Lenders are using a new way to secretly evaluate you: income estimation models.

These tools, rolled out to comply with new government regulations, purport to predict your pay based on information in your credit reports. That information can include, among other things, the size of your mortgage and the credit limits on your cards.

Right there, I see a problem for frugal folks who live below their means. If you opted for a smaller mortgage or requested lower credit limits on your cards, it could look like you're poorer than you are.

The tools' creators acknowledge that might be a problem, but they insist the estimators do a good job of predicting income for most credit applicants.

Of course, you may never know one way or another, because lenders don't have to reveal if they're using an estimator or what it says about your income.

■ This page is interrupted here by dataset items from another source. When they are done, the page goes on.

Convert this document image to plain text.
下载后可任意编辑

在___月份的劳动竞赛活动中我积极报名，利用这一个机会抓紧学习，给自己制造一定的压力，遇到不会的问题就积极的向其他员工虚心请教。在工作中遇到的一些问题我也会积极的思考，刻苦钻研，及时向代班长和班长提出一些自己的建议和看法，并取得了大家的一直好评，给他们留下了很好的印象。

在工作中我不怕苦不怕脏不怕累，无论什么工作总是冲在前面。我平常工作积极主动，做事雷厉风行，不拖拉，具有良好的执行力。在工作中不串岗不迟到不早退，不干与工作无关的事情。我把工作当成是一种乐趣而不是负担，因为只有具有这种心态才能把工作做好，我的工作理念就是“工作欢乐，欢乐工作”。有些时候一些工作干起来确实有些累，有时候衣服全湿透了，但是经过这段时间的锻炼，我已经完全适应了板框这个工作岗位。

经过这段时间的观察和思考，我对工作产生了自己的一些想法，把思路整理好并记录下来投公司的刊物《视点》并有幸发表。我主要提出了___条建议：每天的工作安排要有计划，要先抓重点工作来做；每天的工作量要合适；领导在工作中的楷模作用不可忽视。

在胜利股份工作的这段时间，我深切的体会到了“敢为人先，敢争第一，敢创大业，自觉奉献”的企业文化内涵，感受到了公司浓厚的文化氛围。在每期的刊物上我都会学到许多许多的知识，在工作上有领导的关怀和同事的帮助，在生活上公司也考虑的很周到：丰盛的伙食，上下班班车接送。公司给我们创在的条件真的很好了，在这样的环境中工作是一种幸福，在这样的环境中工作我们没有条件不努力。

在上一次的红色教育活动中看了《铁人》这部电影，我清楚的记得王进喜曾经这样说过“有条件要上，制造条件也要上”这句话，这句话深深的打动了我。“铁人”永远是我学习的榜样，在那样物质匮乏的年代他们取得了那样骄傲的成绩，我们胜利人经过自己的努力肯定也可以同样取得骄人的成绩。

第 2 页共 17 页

"Somehow the consumer has been cut out of the process," said Linda Sherry, the director of national priorities for Consumer Action, an education and advocacy organization. "I'm concerned that people aren't going to access this information and correct it (if it's wrong)."

Image: Liz Weston

Liz Weston

Here's how we got here:

  • The credit card reform law that went into full effect last year requires lenders to consider borrowers' ability to pay additional debt before approving a card application or increasing a line of credit.
  • In interpreting the law, the Federal Reserve told lenders they must consider the applicant's income or assets and other debts.
  • The tool most often used by lenders to evaluate creditworthiness -- the credit score -- doesn't include any information about income or debt-to-income ratios.

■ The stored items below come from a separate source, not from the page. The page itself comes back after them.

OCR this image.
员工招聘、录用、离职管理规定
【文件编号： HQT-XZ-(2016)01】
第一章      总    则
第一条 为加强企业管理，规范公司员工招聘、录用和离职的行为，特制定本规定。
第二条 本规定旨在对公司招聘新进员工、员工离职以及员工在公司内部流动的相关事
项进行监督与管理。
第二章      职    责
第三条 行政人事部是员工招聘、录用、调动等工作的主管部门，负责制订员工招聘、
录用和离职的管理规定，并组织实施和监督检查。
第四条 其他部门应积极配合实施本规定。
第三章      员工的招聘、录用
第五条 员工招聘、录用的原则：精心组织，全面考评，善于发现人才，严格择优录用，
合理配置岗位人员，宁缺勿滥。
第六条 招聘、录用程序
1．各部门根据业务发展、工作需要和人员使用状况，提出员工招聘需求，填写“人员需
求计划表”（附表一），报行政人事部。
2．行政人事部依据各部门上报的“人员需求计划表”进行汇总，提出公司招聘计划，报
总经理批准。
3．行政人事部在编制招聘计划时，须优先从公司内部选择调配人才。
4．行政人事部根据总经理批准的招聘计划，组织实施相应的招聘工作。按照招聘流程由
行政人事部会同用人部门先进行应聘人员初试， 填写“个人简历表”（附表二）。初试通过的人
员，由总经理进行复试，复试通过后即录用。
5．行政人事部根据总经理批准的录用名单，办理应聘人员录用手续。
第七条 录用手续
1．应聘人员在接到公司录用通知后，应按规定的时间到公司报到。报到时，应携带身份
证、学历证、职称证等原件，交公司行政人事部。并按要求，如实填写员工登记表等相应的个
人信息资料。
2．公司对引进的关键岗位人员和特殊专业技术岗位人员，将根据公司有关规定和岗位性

Now, lenders can get information about your income in several ways:

  • They can ask you. There's nothing prohibiting lenders from simply accepting what you say is your income, although retailers offering instant credit at checkout worry that people might be shy about revealing this number with a queue of other shoppers behind them. Also, lenders -- whose risk aversion is much higher than it was three years ago -- might still want what one credit bureau executive calls a "sanity check" to see if the number you reveal is in line with what you do or the other details of your finances. They could ask you for a pay stub, of course, but that would require you to have one handy and for the lender to be able to process it somehow, which would be unwieldy for online or instant-credit applications.
  • They can ask the Internal Revenue Service. They need your permission to do this, but if you agree, Form 4506-T (.pdf file) is filled out and sent to the tax agency. Within about 24 hours, the IRS spits back a transcript of your most recent federal income tax return. The turnaround time and the $57 fee make this a nonstarter for most credit card lenders, who want to make decisions quickly and cheaply (although mortgage lenders now routinely require this form).
  • They can ask a database. Equifax, for example, owns the TALX database of more than 150 million employment records, which list employer-confirmed salaries for specific people. (These databases are also used by human-resources departments to, among other things, check the salaries potential hires report on their applications.) The problem is that the databases might not have current information about you, particularly if you've changed jobs recently, you work for a small company or you're self-employed.
  • They can use an income estimation model. The Fed said lenders could use "statistically valid" methods for estimating income, and all three credit bureaus have introduced tools in recent months that they say will do the job.

What's an income estimation model?

Experian says it created its tool by matching individuals' credit reports to a big database of information about their wages and their interest and investment income. Now that the tool has been created, Experian says it can be deployed using just an applicant's credit report to predict his or her likely income.

Equifax and TransUnion have similar tools, and Equifax offers to provide lenders with payroll information from its database for an additional cost.